The Rise of Game Adaptations


Jasmine Liang

Arts & Entertainment Editor

On Oct. 14, content creator Mark Fischbach (“Markiplier”) released the trailer for “Iron Lungon YouTube, a film adaptation of its titular video game, for which he originally made a Let’s Play (LP) for in 2022. He’s set to write, direct, and play the protagonist, while his fellow YouTuber Sean McLoughlin (“Jacksepticeye”) has been cast as the monstrous marine villain. 

“Iron Lung” is just one of many game-to-film adaptations making its way to the screen. The recent release of the “Five Nights at Freddy’s” movie garnered $180 million domestically on its opening weekend, the second highest game adaptation debut, behind only “Super Mario Bros” (2023)
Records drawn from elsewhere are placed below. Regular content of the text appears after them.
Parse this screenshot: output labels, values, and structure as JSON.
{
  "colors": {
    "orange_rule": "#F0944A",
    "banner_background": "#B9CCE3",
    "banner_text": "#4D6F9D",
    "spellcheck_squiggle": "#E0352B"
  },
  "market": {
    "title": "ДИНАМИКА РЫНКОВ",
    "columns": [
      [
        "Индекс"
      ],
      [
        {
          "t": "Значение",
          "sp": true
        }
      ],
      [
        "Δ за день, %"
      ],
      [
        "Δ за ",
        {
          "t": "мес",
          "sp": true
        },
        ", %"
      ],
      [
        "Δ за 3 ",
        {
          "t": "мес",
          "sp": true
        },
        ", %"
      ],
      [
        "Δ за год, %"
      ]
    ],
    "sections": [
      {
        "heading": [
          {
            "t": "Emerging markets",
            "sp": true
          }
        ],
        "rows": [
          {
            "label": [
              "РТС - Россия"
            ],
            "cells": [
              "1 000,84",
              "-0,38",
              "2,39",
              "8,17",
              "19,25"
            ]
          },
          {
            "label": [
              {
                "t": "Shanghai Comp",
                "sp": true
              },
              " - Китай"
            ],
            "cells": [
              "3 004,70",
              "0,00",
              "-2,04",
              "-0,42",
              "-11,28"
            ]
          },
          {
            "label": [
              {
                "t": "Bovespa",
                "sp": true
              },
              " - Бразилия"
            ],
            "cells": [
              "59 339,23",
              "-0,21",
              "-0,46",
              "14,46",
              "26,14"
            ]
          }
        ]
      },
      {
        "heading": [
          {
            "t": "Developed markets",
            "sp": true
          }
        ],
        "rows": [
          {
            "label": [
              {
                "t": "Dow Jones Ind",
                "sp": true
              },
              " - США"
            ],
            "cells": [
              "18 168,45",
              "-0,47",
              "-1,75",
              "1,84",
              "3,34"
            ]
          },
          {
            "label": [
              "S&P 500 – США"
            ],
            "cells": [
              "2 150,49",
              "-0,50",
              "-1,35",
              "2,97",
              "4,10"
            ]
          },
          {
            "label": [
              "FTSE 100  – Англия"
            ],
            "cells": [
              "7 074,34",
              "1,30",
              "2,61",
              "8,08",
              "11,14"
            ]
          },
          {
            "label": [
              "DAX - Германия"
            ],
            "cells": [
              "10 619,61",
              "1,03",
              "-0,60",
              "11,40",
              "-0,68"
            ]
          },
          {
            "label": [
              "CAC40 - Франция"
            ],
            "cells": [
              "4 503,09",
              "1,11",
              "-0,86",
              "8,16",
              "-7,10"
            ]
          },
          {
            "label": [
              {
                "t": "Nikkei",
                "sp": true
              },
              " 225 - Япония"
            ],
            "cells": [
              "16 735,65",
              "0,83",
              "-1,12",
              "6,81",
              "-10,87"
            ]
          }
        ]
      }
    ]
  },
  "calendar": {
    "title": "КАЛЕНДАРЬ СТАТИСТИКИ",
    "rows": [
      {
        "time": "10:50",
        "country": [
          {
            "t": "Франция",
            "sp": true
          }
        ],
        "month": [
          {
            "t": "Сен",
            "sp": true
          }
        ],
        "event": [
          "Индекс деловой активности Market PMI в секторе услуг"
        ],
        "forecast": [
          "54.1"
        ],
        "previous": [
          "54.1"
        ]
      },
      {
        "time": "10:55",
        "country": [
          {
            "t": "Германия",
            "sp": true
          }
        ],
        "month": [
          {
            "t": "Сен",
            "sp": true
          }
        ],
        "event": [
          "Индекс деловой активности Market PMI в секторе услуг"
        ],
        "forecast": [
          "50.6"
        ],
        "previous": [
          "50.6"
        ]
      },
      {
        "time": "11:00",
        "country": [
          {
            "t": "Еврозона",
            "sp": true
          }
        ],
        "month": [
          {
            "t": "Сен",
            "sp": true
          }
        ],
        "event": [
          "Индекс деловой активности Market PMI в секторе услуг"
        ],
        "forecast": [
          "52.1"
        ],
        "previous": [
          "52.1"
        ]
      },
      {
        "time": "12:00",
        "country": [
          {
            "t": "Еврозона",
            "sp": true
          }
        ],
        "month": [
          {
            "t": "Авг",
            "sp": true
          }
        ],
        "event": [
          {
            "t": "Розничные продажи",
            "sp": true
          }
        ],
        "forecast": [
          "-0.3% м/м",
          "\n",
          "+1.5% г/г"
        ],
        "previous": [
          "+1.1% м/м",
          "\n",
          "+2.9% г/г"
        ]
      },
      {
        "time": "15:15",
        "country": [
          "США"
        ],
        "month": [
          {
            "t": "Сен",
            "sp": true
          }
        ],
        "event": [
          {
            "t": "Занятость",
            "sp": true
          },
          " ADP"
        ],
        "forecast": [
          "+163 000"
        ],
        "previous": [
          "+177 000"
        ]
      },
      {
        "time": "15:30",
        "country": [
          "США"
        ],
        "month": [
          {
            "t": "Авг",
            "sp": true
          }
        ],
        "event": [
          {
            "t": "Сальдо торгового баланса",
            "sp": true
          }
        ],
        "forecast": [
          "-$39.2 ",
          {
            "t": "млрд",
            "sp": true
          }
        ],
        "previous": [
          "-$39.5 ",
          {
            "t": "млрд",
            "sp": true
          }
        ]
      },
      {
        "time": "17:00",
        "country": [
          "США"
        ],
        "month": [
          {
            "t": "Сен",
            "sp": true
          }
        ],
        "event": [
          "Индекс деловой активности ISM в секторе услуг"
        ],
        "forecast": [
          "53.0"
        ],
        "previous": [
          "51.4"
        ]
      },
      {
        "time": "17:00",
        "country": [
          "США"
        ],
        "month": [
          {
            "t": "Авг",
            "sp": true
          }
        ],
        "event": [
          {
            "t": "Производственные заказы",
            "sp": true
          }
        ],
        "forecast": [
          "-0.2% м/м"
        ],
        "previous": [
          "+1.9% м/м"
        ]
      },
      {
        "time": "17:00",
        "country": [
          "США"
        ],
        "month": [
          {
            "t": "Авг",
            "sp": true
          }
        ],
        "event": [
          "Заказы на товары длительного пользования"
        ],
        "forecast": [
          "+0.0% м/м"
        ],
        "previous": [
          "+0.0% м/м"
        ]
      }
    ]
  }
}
The 2020s have seen major successes for video game adaptations, especially in television. “Arcane,” an adaptation of Riot’s “League of Legends,” won the Outstanding Animated Program Emmy, the first streaming show and game adaptation to do so, alongside three other awards. HBO’s “The Last of Us” (2023) has been nominated for 24 Emmys — the second most nominated show after “Succession” this year. Both shows have received unprecedented positive reception from fans and new audiences alike. 

Historically, video game adaptations have had a poor reputation. A well known superstition called the “video game movie curse” denotes this phenomenon: video game adaptations tend to receive low ratings. The first film adaptation of a game, “Super Mario Bros.” (1993), didn’t even gross half their $48 million budget. In an interview with the Guardian, Bob Hoskins, who played Mario, claimed it was the worst thing he’s ever done. 

10 years ago in a Total Film YouTube video, Edgar Wright — director of “Scott Pilgrim,” “Baby Driver,” and “Last Night in Soho” — commented on the state of game adaptations at the time: “a video game is a sort of a unique experience to you. You are playing the game. And just like watching somebody else play a video game is not fun. It’s not fun watching a video game adaptation.”

But why would studios — and now Markiplier as an independent filmmaker — continue making video game adaptations if they have done so poorly in the past, or worse, if video game adaptations aren’t suited for success? 

The video game industry is valued higher than the film and music industries combined. 79 percent of American consumers play video games — which follows trends from the early 2000s. To Rolling Stone Magazine, “Tomb Raider”’s (2018) director Roar Uthaug admitted, “the IP aspect of it [adaptations]” plays an influence. “It has this built-in audience and it has a name or a character that the general audience have heard about or have a relationship with. So, it’s easier in the marketing for a movie and getting people to see it.”

However, the best of its genre often has other motivations besides the allure of potential profits. The writers of “The Last of Us” (2023) — including the game’s original creator — pitched the idea to HBO “out of love.” “Arcane,” similarly, was a six-year long passion project for two Riot employees who were part of the main characters’ original release in “League of Legends.” Both screenwriters for “Dungeons & Dragons: Honor Among Thieves” were D&D superfans themselves. The adaptations that reach critical acclaim have originated from genuine interest in seeing the source translated to the screen.

UC Santa Barbara’s resident adaptation expert, Professor Jim McNamara, told The Bottom Line: “For me, a well-done adaptation is where the creator has analyzed the source with care and detail, found the heart that beats within the source, and then chosen an adaptive strategy that best allows for the heart of the source to be brought creatively to the screen. The resulting adaptation might look quite different from the original source, but there will be a feeling of resonance with it.”

Through this lens, Markiplier’s adaptation of “Iron Lung” is certainly the greatest labor of love. His decision to adapt an inexpensive indie game, self-finance it, and collaborate intimately with the game’s creator proves his dedication to the game. He even turned down a cameo in “Five Nights at Freddy’s” (2023) to continue production.

In fact, the “loyalty” of a video adaptation (the closeness or accuracy compared to the source) seemingly has nothing to do with its success. While the idea of loyalty may entice fans, the real indication of quality is the consideration and respect given to the source material. McNamara even disputes the concept of “loyalty” as a whole: “To suggest that the adaptor owes ‘loyalty’ to a source implies that in some way the adaptor must be circumscribed by a sense of duty or obligation to another piece of art. In turn, this establishes a hierarchy that values source above adaptation which is, I think, a commonly-held but incorrect opinion.”

The trend of video game adaptations is nowhere near its close, especially with the laudation of recent releases that all but guarantees more on the way, with titles like “It Takes Two,” “Minecraft,” and “BioShock” teased online. Audiences can only hope that Hollywood has learned its lesson and game adaptation standards will continue to rise.